I made a virtual feed for COP, but the missing data in the arguments(DHW indicator, heatpump_heat, etc) ends putting too many zero’s in the data, resulting in annoying notches.
In this data below, the killer missing data is in the DHW indicator feed(blue line). How can I clean this up in the feeds, to remove the notches? (the ‘remove nulls’ on graphing page doesn’t do anything for this.)
Does anything in here help you: The Virtual Feed - Post-processing data on the fly
The original values are clearly long gone. All I can suggest is you use the processing steps available, similar to those you use for input processing, to test for zero (or less than a suitably low value), and replace zero or whatever with something - a constant value possibly, maybe even a NULL which should result in a straight line though I’ve not checked - that is more acceptable.
Robert
I hadn’t seen that link before. Nice.
But it doesn’t address my problem of missing data. Basically we need to interpolate for the missing data. I don’t see any function here in the options that looks like it could achieve that.
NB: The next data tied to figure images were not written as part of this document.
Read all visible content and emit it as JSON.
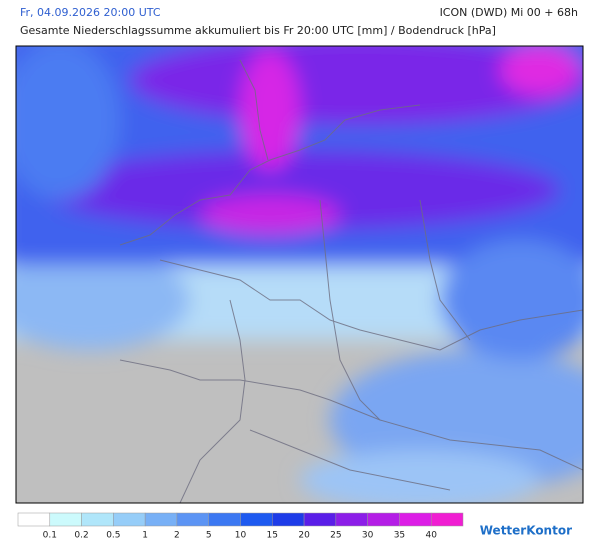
{
  "header": {
    "date": "Fr, 04.09.2026 20:00 UTC",
    "model": "ICON (DWD) Mi 00 + 68h",
    "subtitle": "Gesamte Niederschlagssumme akkumuliert bis Fr 20:00 UTC [mm] / Bodendruck [hPa]"
  },
  "legend": {
    "colors": [
      "#ffffff",
      "#ccfafc",
      "#b0e6fa",
      "#96cdf8",
      "#78b0f6",
      "#5c94f4",
      "#3c78f2",
      "#1e5af0",
      "#1e3ce8",
      "#5a1ee8",
      "#8c1ee8",
      "#b41ee6",
      "#dc1ee6",
      "#f01ed2"
    ],
    "labels": [
      0.1,
      0.2,
      0.5,
      1,
      2,
      5,
      10,
      15,
      20,
      25,
      30,
      35,
      40
    ]
  },
  "logo": "WetterKontor"
}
Let me know how you think it could be done. Here are the functions options in the feed:
and here is my hydronic COP function:
I’m not clear what ‘reset to NULL’ does.
thx
A NULL value is nothing - no item of data at all. it’s not the same as zero, which is a meaningful number (think 0 °C - it’s the same as 32 °F - compared to a broken thermometer ).
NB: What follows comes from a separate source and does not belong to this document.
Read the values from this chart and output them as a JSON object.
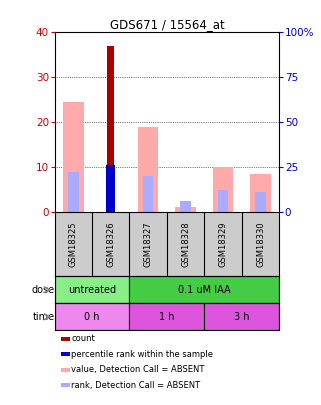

Why I suggested replacing the zero values (if they are indeed zero) with NULLs is I think the graphing algorithm will draw a straight line between the two good values. But this of course doesn’t get interpolated. You might also look at this:
Log to feed (Join): In addition to the standard log to feed process, this process links missing data points with a straight line between the newest value and the previous value. It is designed for use with total cumulative kWh meter reading inputs, producing a feed that can be used with the delta property when creating bar graphs. See: Guide: Daily kWh
You can’t use this retrospectively (because you can’t log a Virtual Feed), my understanding is you must have used it when logging the data initially - i.e. you avoid the problem in the first place.